Thursday, June 11, 2009

Social brain hypothesis shot down twice in two days?!

Why do some animals have bigger brains? There's several hypotheses out there, including the monogamy one which was tested in the first paper below, but the strongest one, in my mind, the social complexity (or Machiavellian intelligence) hypothesis, has been "shot down" twice in recent papers. These hypotheses are not necessarily mutually exclusive, and the ecological determinants of brain size are likely to differ by taxa/clade/lineage.

Sociality, ecology, and relative brain size in lemurs

Evan L. MacLean, Nancy L. Barrickman, Eric M. Johnson and Christine E. Wall
Journal of Human Evolution Volume 56, Issue 5, May 2009, Pages 471-478
Abstract: The social brain hypothesis proposes that haplorhine primates have evolved relatively large brains for their body size primarily as an adaptation for living in complex social groups. Studies that support this hypothesis have shown a strong relationship between relative brain size and group size in these taxa. Recent reports suggest that this pattern is unique to haplorhine primates; many nonprimate taxa do not show a relationship between group size and relative brain size. Rather, pairbonded social monogamy appears to be a better predictor of a large relative brain size in many nonprimate taxa. It has been suggested that haplorhine primates may have expanded the pairbonded relationship beyond simple dyads towards the evolution of complex social groups. We examined the relationship between group size, pairbonding, and relative brain size in a sample of 19 lemurs; strepsirrhine primates that last share a common ancestor with monkeys and apes approximately 75 Ma. First, we evaluated the social brain hypothesis, which predicts that species with larger social groups will have relatively larger brains. Secondly, we tested the pairbonded hypothesis, which predicts that species with a pairbonded social organization will have relatively larger brains than non-pairbonded species. We found no relationship between group size or pairbonding and relative brain size in lemurs. We conducted two further analyses to test for possible relationships between two nonsocial variables, activity pattern and diet, and relative brain size. Both diet and activity pattern are significantly associated with relative brain size in our sample. Specifically, frugivorous species have relatively larger brains than folivorous species, and cathemeral species have relatively larger brains than diurnal, but not nocturnal species. These findings highlight meaningful differences between Malagasy strepsirrhines and haplorhines, and between Malagasy strepsirrhines and nonprimate taxa, regarding the social and ecological factors associated with increases in relative brain size. The results suggest that factors such as foraging complexity and flexibility of activity patterns may have driven selection for increases in brain size in lemurs.
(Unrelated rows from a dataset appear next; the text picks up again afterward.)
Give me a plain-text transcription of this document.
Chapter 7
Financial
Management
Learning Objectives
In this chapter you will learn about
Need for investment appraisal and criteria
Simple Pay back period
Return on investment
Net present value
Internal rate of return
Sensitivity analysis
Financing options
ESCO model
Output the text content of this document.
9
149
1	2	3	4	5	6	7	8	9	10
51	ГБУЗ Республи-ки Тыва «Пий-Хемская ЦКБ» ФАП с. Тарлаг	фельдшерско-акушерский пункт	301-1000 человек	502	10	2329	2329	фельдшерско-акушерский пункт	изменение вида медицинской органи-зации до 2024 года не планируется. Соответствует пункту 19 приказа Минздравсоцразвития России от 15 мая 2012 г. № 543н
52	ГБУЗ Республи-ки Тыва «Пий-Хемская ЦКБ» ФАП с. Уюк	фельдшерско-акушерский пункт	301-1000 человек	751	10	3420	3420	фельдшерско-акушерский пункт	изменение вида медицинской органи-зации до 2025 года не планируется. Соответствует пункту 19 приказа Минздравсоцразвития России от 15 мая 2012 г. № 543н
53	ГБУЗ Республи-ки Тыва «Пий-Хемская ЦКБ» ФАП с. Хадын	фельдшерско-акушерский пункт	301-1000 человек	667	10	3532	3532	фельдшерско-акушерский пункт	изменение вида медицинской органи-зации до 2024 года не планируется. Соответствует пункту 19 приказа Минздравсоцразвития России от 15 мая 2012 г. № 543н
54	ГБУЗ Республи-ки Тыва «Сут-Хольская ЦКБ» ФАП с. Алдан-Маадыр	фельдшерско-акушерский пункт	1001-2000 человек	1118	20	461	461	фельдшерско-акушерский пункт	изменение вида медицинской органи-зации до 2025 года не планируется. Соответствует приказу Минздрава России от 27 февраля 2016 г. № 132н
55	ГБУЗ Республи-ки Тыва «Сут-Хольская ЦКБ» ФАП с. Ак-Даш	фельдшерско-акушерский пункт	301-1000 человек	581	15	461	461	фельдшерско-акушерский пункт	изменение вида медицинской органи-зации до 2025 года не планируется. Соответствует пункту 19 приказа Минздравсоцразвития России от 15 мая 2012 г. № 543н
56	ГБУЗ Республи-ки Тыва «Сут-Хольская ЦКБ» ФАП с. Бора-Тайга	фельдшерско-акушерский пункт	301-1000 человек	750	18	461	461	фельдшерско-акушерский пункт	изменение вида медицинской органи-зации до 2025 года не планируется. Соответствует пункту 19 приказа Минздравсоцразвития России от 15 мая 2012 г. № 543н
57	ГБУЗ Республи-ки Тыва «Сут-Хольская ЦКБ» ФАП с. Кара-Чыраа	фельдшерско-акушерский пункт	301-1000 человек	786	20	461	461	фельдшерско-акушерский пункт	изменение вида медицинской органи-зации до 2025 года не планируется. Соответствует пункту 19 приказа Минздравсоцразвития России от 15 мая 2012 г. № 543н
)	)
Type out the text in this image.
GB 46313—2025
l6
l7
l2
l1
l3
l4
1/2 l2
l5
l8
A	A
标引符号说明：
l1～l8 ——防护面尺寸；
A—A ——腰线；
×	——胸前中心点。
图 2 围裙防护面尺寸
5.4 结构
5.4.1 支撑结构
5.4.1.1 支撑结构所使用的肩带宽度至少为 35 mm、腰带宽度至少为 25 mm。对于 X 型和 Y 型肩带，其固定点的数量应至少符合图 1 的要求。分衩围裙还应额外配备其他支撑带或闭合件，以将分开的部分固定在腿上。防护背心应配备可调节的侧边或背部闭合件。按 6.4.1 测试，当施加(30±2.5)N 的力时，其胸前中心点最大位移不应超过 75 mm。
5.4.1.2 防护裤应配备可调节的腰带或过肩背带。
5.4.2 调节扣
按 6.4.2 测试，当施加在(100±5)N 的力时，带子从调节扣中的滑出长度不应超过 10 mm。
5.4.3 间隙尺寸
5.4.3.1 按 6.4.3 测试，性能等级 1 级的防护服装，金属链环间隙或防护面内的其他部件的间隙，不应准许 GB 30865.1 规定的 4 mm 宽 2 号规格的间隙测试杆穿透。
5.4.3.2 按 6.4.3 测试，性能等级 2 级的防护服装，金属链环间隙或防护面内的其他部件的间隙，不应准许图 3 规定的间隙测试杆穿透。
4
Brain-size evolution and sociality in Carnivora
John A. Finarelli, John J. Flynn
PNAS June 9, 2009 vol. 106 no. 23 9345-9349
Abstract: Increased encephalization, or larger brain volume relative to body mass, is a repeated theme in vertebrate evolution. Here we present an extensive sampling of relative brain sizes in fossil and extant taxa in the mammalian order Carnivora (cats, dogs, bears, weasels, and their relatives). By using Akaike Information Criterion model selection and endocranial volume and body mass data for 289 species (including 125 fossil taxa), we document clade-specific evolutionary transformations in encephalization allometries. These evolutionary transformations include multiple independent encephalization increases and decreases in addition to a remarkably static basal Carnivora allometry that characterizes much of the suborder Feliformia and some taxa in the suborder Caniformia across much of their evolutionary history, emphasizing that complex processes shaped the modern distribution of encephalization across Carnivora. This analysis also permits critical evaluation of the social brain hypothesis (SBH), which predicts a close association between sociality and increased encephalization. Previous analyses based on living species alone appeared to support the SBH with respect to Carnivora, but those results are entirely dependent on data from modern Canidae (dogs). Incorporation of fossil data further reveals that no association exists between sociality and encephalization across Carnivora and that support for sociality as a causal agent of encephalization increase disappears for this clade.